Ratzinger, Joseph Kardinal: Schauen auf den Durchbohrten. Versuche
zu einer spirituellen Christologie. Einsiedeln: Johannes
Verlag 1984. 107 S. 8°. DM 19,-.

Diese von Hans Urs von Balthasar angeregte und Alois Grillmeier
gewidmete Sammlung christologischer Reflexionen und Meditationen
sucht der Mahnung von Karl Rahner nachzukommen, die
Glaubenskongregation solle nicht lediglich kritisieren und zensurieren
, sondern die überlieferten Dogmen für den neuzeitlichen
Menschen aufzuschließen helfen. Unter der Leitlinie einer „theologischen
Grundlegung spiritueller Christologie" hat der Kardinal drei
Vorträge zusammengestellt, welche der Zerfaserung moderner
Exegese und Systematik durch eine Betrachtung gleichsam von innen
heraus entgegenwirken möchten. Ein in Rio de Janeiro gehaltenes
Referat (S. 13-40) setzt ein beim Gebet Jesu und erschließt von
diesem aus sowohl das Wirken und Leiden des Herrn als auch das
Werden der Kirche. Mit der Tradition der „knienden Theologie" wird
das gemeinsame Eintreten in Jesu Beten als der letztlich allein angemessene
Zugang zum Glaubensgeheimnis proklamiert; hierzu hätte
der Kardinal auch auf Luthers Trias von Oratio, Meditatio und
Tcntatio verweisen können. Aus dem Beten heraus habe Jesus keineswegs
eine neue Kirche gestiftet, vielmehr Israel vertieft und erneuert;
so transponiere das Dogma vom „wesensgleichen Sohn" im Grunde
nur Jesu Gebet aus seiner letzten Abba-Gewißhcit heraus in den Horizont
philosophisch-theologischer Fachsprache. Eine zeitgerechte
Neuaufnahme der klassischen Formeln müsse unser leidenschaftliches
Insistieren auf Freiheit mit demütiger Beugung unter das Richtmaß
der Wahrheit vereinen. Hierzu sucht der Kardinal auf die Lehre
des Maximus Confessor sowie des 3. Konzils von Konstantinopel
(680-681) zurückzugreifen, welche schon ansatzweise das Konzil von
Chalkedon existential interpretiert habe. Von unten aus gesehen,
ordne sich der menschliche Wille Jesu dem Wollen des ewigen Sohnes
ein und werde so mit diesem identisch. Von oben her betrachtet,
erniedrigt sich der Logos so, „daß er den Willen eines Menschen als
seinen annimmt und mit dem Ich dieses Menschen zum Vater spricht,
sein Ich diesem Menschen überträgt und damit das Reden eines
Menschen in das ewige Wort, in sein seliges ,Ja, Vater' umwandelt"

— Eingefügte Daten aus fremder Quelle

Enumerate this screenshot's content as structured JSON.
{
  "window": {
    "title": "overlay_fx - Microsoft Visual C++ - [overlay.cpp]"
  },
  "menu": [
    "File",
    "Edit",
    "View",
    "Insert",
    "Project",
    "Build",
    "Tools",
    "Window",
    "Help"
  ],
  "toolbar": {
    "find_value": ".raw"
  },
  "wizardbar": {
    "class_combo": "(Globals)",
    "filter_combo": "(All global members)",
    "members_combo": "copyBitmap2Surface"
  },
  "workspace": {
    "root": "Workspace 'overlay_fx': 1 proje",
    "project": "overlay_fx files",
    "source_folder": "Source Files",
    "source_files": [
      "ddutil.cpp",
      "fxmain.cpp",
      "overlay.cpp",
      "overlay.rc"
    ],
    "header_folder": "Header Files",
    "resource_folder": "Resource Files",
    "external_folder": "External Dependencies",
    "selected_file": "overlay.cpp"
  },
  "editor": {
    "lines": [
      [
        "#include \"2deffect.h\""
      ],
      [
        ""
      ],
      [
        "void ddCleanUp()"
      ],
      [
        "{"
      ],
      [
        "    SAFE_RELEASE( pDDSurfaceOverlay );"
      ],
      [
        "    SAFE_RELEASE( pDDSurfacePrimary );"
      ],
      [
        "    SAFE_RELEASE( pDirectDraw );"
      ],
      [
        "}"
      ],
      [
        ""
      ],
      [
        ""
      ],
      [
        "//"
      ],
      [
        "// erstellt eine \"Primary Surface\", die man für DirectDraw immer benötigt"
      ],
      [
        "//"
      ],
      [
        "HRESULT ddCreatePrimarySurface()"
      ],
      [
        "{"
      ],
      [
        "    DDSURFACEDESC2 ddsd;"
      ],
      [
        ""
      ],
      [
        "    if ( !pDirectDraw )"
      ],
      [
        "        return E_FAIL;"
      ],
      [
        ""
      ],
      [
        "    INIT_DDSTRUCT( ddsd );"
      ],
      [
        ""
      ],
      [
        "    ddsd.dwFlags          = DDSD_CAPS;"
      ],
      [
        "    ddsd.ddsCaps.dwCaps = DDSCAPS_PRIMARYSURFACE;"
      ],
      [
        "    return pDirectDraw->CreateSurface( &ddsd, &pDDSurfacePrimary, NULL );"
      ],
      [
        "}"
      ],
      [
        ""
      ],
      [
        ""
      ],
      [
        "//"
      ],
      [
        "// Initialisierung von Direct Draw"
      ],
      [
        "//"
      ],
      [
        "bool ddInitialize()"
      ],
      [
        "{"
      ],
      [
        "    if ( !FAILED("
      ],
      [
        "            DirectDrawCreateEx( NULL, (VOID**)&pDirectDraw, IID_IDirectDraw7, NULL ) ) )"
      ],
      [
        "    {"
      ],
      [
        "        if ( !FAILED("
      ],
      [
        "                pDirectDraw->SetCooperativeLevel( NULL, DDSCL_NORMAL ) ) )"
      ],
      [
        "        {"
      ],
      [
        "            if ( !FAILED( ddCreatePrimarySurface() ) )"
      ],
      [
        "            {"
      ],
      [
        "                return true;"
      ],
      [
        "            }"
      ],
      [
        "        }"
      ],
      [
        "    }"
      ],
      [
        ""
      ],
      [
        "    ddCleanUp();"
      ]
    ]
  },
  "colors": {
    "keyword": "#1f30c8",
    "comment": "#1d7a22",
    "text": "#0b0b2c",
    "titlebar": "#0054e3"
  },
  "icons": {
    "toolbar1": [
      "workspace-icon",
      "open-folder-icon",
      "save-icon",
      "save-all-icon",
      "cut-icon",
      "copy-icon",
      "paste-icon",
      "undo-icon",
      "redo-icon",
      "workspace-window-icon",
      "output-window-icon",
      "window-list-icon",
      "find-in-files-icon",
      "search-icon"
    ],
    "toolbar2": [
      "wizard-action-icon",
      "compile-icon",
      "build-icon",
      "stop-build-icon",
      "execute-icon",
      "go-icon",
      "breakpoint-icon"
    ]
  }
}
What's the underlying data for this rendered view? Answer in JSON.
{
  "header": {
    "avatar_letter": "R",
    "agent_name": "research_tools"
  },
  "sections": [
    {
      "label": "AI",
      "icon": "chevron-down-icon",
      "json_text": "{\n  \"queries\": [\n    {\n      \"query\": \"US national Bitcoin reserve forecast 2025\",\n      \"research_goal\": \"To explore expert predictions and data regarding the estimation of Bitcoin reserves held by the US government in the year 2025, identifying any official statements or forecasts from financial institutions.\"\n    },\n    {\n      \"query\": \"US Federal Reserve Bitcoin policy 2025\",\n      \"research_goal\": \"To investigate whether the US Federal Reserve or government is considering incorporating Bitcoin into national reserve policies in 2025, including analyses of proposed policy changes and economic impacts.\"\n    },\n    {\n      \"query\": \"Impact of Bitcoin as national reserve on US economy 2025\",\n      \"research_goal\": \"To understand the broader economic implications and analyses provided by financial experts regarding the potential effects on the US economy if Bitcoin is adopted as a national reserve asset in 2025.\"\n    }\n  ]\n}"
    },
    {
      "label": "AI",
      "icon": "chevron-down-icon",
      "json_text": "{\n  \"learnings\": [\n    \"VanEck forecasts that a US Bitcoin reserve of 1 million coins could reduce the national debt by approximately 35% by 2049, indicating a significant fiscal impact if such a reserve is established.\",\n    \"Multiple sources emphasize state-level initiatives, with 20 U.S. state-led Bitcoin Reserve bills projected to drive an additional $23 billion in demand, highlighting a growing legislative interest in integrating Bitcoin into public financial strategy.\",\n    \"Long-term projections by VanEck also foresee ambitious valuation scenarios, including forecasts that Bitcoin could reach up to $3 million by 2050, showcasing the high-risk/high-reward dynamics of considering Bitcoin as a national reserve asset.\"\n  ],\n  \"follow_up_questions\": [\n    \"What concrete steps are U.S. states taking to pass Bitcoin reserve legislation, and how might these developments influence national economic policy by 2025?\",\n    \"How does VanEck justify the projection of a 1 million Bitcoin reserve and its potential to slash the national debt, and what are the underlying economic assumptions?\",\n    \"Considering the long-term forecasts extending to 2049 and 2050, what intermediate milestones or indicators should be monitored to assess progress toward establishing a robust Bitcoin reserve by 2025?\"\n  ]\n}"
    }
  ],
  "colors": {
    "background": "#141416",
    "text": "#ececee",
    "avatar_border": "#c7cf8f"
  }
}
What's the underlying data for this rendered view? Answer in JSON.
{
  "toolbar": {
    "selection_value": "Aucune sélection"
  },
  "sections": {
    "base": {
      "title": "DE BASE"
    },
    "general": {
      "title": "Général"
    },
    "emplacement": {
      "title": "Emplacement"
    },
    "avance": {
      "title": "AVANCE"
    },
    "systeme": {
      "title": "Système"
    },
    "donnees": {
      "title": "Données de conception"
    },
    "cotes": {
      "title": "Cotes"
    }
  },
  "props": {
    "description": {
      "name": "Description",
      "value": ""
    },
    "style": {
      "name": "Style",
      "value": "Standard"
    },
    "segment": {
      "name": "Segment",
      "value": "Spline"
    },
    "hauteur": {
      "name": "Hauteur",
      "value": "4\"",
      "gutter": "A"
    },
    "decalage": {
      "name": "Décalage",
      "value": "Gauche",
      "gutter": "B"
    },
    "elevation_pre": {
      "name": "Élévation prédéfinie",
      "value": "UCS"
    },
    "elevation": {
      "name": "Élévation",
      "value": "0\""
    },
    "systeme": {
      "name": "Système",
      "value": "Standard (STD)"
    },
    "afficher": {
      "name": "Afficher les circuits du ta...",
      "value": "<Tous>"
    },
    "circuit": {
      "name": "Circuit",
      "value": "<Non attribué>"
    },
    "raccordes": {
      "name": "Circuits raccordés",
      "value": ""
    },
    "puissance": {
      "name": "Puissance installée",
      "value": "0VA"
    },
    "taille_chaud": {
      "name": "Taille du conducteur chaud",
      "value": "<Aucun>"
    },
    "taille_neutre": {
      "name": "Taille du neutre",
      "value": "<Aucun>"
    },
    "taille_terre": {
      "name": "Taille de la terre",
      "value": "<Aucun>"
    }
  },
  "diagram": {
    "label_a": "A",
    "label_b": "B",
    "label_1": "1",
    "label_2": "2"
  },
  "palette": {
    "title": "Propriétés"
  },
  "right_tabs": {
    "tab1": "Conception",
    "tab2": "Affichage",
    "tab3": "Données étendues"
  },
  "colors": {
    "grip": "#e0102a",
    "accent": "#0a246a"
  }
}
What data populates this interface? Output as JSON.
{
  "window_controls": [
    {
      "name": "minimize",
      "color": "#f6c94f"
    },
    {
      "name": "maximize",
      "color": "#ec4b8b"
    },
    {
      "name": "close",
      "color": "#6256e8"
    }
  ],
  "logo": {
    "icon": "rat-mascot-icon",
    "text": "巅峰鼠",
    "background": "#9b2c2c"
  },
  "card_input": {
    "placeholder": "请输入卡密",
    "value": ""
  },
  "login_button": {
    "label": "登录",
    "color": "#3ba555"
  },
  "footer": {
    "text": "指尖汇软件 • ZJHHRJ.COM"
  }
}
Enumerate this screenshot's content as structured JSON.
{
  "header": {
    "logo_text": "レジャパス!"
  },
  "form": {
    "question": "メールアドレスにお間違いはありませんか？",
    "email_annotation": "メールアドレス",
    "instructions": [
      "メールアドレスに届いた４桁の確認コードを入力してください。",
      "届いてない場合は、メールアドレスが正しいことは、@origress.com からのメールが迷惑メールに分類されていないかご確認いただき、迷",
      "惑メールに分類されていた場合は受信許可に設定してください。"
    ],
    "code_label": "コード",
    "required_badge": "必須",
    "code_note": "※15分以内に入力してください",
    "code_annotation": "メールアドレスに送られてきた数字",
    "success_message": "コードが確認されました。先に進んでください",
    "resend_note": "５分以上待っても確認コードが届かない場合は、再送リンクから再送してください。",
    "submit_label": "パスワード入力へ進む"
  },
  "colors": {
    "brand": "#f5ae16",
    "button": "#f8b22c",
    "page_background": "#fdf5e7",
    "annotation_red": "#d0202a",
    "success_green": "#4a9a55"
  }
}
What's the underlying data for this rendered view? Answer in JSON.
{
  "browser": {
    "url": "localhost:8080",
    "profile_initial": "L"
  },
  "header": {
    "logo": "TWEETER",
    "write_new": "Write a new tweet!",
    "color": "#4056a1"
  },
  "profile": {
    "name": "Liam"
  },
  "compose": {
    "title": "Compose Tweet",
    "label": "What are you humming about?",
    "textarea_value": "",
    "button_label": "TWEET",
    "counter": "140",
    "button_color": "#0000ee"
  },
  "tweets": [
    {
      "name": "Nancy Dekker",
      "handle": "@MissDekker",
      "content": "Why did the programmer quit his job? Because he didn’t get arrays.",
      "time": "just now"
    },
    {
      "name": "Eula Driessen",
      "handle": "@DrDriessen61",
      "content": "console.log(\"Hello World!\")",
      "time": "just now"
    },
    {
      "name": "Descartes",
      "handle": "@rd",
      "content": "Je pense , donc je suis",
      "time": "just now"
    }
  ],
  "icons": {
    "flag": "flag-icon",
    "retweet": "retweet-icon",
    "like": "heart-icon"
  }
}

(S. 36). Gegen eine Auslegung, welche unterschiedliche Sichtweisen
zu eigenständigen Jesus-Bildern stilisiert, wird hier eine symphonische
Hermeneutik eingeübt, welche das Auseinanderstrebende in
einem „Laboratorium der Einheit und Freiheit" zu integrieren sucht
und aufzeigen möchte, wie die Christologie „im Gebet geboren wird"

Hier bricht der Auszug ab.